In this case the documents are also indexed by experiment, detector, and science run.

In [None]:

s2_secondary_sc_gain = db.fax_configs.find_one(field='s2_secondary_sc_gain', version='v0')
s2_secondary_sc_gain.value

In [None]:
# Get results as a dataframe

fax_configs = db.fax_configs.find_df(experiment='nt', version='v0')
fax_configs

# RemoteFrame: pandas/xarray interface
For convenience additional query APIs are implemented inspired for the pandas and xarray packages. Most of these methods return a padnas dataframe with the requested data selection.

In [None]:
# The straxen.frames namespace holds a collection
# of remote frames for all defined corrections

rf = db.pmt_gains.rframe

In [None]:
db.pmt_gains.find_dicts(detector='tpc', version='v1', limit=2)

### xarray api

In [None]:
# calling the .sel() method returns a pandas
# dataframe with the selection result

df = rf.sel(detector='tpc', version='ONLINE', time=dtime)
df

### pandas api

In [None]:
# pandas style multi-indexing also returns a pandas
# dataframe with the selection result

df = rf.loc['v1',dtime,'tpc', 1]
df

#### Scalar lookup

In [None]:
# pandas api

gains_rf.at[('v1',dtime,'tpc',1), 'value']

In [None]:
# simple callable

gains_rf('value', detector='tpc', version='v1', time=dtime, pmt=1)
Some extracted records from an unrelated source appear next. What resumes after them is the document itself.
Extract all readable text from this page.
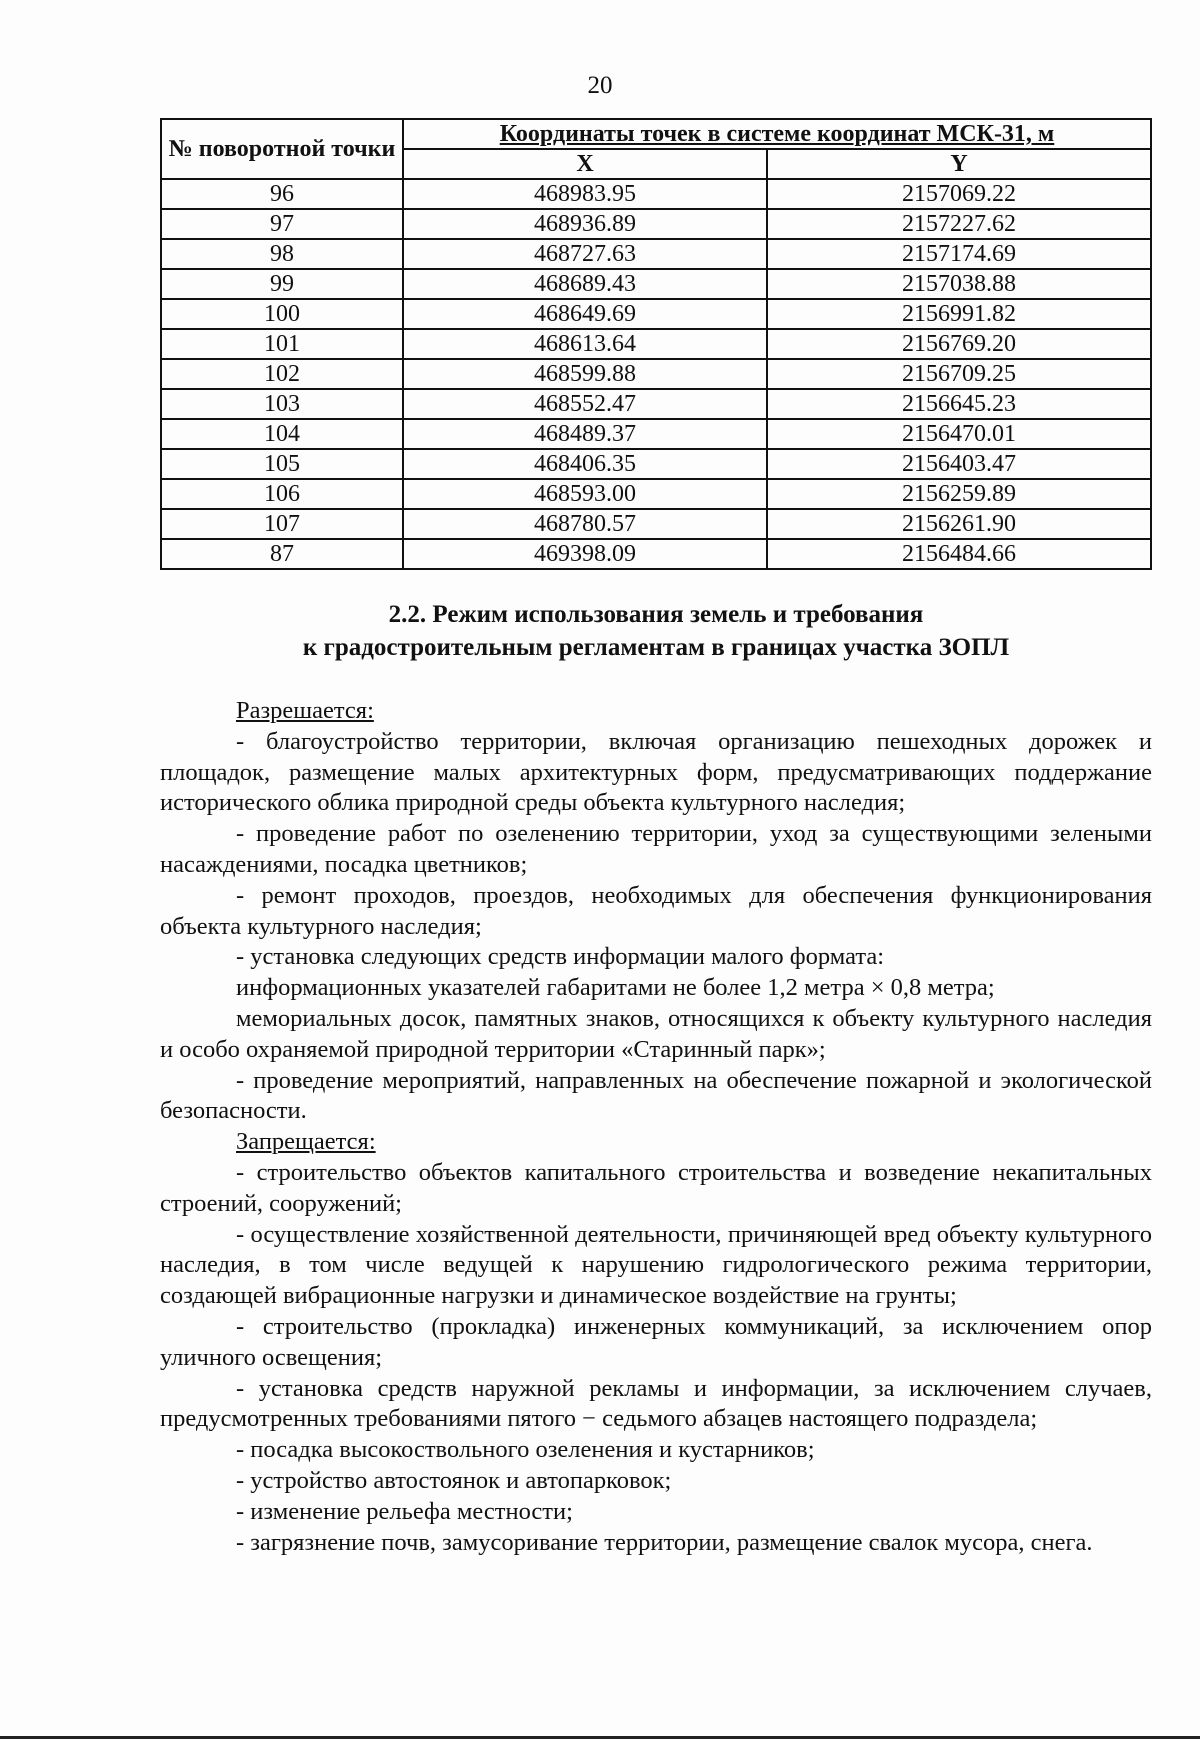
20
№ поворотной точки	Координаты точек в системе координат МСК-31, м	
	X	Y
96	468983.95	2157069.22
97	468936.89	2157227.62
98	468727.63	2157174.69
99	468689.43	2157038.88
100	468649.69	2156991.82
101	468613.64	2156769.20
102	468599.88	2156709.25
103	468552.47	2156645.23
104	468489.37	2156470.01
105	468406.35	2156403.47
106	468593.00	2156259.89
107	468780.57	2156261.90
87	469398.09	2156484.66
2.2. Режим использования земель и требования
к градостроительным регламентам в границах участка ЗОПЛ

Разрешается:

- благоустройство территории, включая организацию пешеходных дорожек и площадок, размещение малых архитектурных форм, предусматривающих поддержание исторического облика природной среды объекта культурного наследия;

- проведение работ по озеленению территории, уход за существующими зелеными насаждениями, посадка цветников;

- ремонт проходов, проездов, необходимых для обеспечения функционирования объекта культурного наследия;

- установка следующих средств информации малого формата:

информационных указателей габаритами не более 1,2 метра × 0,8 метра;

мемориальных досок, памятных знаков, относящихся к объекту культурного наследия и особо охраняемой природной территории «Старинный парк»;

- проведение мероприятий, направленных на обеспечение пожарной и экологической безопасности.

Запрещается:

- строительство объектов капитального строительства и возведение некапитальных строений, сооружений;

- осуществление хозяйственной деятельности, причиняющей вред объекту культурного наследия, в том числе ведущей к нарушению гидрологического режима территории, создающей вибрационные нагрузки и динамическое воздействие на грунты;

- строительство (прокладка) инженерных коммуникаций, за исключением опор уличного освещения;

- установка средств наружной рекламы и информации, за исключением случаев, предусмотренных требованиями пятого − седьмого абзацев настоящего подраздела;

- посадка высокоствольного озеленения и кустарников;

- устройство автостоянок и автопарковок;

- изменение рельефа местности;

- загрязнение почв, замусоривание территории, размещение свалок мусора, снега.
### Inserting new documents
New documents can be saved either by creating a new instance of the Schema class and calling the `.save(datasource)` method or by calling the `insert(docs)` method on the datasource accessor.

Before inserting the new data, xedocs will run any checks defined on the schema and raise an error if any check fails.

In [None]:
data = {'pmt': 0, 'value': 1.0, 'version': 'test', 'time': dtime, 'detector': 'tpc'}
# db.pmt_gains.insert(data)

### Saving to a local database
You can create a new document and call the `.save` method with any supported writable datasource

In [None]:
import pymongo
from xedocs.schemas import PmtGain

datasource = pymongo.MongoClient('mongodb://localhost:27017')['xedocs']['pmt_gains']

doc = PmtGain(**data)
doc.save(datasource)